Namun kondisi sebaliknya terjadi di Indonesia. Sejak mendapatkan tekanan internasional mengenai hak cipta dan paten, buku tidak boleh macam-macam dan kualitas buku yang dihasilkan sangat rendah dan semakin. Kita tidak memiliki penulis-penulis yang berkualitas baik, sehingga tidak muncul generasi intelektual yang bermutu, ujar Munir.

Munir berpendapat sangat susah kalau mengikuti dominasi modal terhadap HaKI. Misalnya, USAID yang memberikan dana kepada penerbit-penerbit yang mau menerbitkan buku penulis-penulis Amerika. Buku-buku yang akan diedarkan di Indonesia, telah ditentukan oleh orang lain. Saya mendukung agar DPR berjuang untuk menentang dominasi-dominasi modal yang menyebabkan proses pembodohan bangsa, tegasnya.

Jika dilihat dari satu sisi, pendapat Munir mungkin ada benarnya. Teknologi China berkembang pesat karena mencontek dan memodifikasi teknologi Barat. Masalahnya, cukup puaskah bangsa Indonesia dicap sebagai pembajak? Kalau itu pilihannya, dalam era perdagangan bebas, Indonesia akan dimusuhi oleh negara-negara Barat, khususnya AS sebagai ‘polisi' HaKI internasional.
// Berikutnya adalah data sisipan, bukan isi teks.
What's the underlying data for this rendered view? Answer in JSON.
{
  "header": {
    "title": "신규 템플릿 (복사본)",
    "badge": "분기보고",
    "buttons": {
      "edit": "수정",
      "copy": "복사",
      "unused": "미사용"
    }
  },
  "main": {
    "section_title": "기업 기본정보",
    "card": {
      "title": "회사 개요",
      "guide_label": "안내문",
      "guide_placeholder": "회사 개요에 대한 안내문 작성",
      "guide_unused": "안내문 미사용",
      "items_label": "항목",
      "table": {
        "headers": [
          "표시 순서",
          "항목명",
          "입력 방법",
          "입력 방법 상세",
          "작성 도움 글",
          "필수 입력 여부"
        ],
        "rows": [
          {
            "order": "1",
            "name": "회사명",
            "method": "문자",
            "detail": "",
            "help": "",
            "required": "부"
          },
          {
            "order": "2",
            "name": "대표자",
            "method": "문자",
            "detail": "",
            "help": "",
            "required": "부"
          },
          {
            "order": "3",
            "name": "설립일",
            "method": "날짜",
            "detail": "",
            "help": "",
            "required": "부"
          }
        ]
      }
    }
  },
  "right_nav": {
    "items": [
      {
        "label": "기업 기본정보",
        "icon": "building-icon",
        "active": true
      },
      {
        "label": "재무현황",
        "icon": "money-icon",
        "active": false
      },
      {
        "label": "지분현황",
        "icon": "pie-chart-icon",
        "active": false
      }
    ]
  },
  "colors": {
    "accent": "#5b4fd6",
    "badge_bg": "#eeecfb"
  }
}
Kalau mau benar-benar lepas, tentu saja Indonesia harus meninjau kembali keikutsertaanya dalam konvensi HaKI internasional. Untuk apa kita mempermasalahkan kesiapan kita saat Indonesia kembali meratifikasi berbagai konvensi HaKI internasional, jawab Dirjen HaKI dalam kesempatan lain..

Toh, perdebatan antara berbagai pejabat dan tokoh ini dapat membuka mata bahwa kita belum satu bahasa mengenai HaKI. Makin sering duduk bersama, tentu kesenjangan makin berkurang.